As I said in my contribution to the second reading debate on this specific bill, some of the most powerful civil rights movements of our time included university staff and students who were critical of government policies and government positions on the level of government responsibility for funding and regulating higher education. From time to time university staff and students may have strong opinions about the Commonwealth as those opinions relate to their particular issues or, really, any issue that's happening in the country. They have the right to express and voice their opinions about the Commonwealth.
Include all staff engaging in academic activity in the legislation
By leave—I move Greens amendments (1) to (4) on sheet 1127 together:
(1) Schedule 1, item 4, page 3 (line 16), omit "academic staff", substitute "staff engaged in academic activities".

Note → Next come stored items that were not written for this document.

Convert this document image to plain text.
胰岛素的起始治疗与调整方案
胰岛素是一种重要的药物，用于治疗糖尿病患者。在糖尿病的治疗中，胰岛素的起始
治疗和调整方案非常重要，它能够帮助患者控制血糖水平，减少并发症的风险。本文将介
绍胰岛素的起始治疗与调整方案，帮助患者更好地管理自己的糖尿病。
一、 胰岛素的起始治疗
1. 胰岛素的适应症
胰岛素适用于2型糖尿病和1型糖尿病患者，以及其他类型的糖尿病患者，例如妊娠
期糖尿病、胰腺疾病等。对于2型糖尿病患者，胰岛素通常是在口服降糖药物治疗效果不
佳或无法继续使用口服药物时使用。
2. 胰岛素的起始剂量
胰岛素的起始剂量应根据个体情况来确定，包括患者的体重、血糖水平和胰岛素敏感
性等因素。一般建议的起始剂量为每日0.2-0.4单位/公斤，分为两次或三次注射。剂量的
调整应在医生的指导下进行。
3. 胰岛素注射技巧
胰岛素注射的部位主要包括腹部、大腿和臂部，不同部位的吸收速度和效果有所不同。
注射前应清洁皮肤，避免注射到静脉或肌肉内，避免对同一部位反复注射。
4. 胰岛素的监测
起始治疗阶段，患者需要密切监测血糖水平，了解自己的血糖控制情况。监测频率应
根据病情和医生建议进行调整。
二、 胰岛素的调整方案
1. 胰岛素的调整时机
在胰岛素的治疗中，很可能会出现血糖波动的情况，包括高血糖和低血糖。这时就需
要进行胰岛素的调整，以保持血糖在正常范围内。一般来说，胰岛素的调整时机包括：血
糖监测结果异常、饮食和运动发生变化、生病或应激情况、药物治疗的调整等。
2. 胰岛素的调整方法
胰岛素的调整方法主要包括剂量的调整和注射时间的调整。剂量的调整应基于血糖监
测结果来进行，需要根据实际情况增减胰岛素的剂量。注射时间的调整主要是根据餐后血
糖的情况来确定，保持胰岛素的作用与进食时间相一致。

(2) Schedule 1, item 4, page 3 (line 18), omit "academic staff", substitute "staff engaged in academic activities".
(3) Schedule 1, item 4, page 3 (line 22), omit "academic staff", substitute "staff engaged in academic activities".
(4) Schedule 1, item 4, page 3 (line 25), omit "academic staff", substitute "staff engaged in academic activities".
I foreshadowed these amendments in my speech in the second reading debate. These amendments will ensure that the academic freedom provisions apply not only to those university workers who are considered academic staff but to those across the institution who may undertake academic activities, including teaching, scholarship and research.
As I said in my speech on the second reading, at a modern university much academic work is undertaken by others in the university system who may not be classified as or considered academic staff. They can include research assistants and other professional staff who may from time to time deliver lectures, engage in research or otherwise contribute to the academic activities of the institution. These amendments will extend the academic freedom provisions to more people doing academic work on our campuses and not necessarily confine their operation to a limited cohort of university workers. I commend the amendments to the Senate.
Uphold freedom of speech through enterprise agreements
The Greens are supportive of strong enterprise bargaining agreements developed with higher education workers and their unions. We are supportive of enterprise agreements that clearly protect academic freedom. But we are not supporting this amendment. Any legislative steps to ensure that academic freedom is incorporated into enterprise agreements should be treated with sensitivity and must be carefully considered before being brought into parliament.
This amendment was circulated just a few hours ago. As far as I know, Senator Roberts has not even consulted the National Tertiary Education Union about the implications of this amendment. Moreover, there is a clear need so far, Senator Roberts, as it relates to enterprise agreements, to distinguish academic freedom provisions from broader protections with respect to freedom of speech, and this amendment does not do that.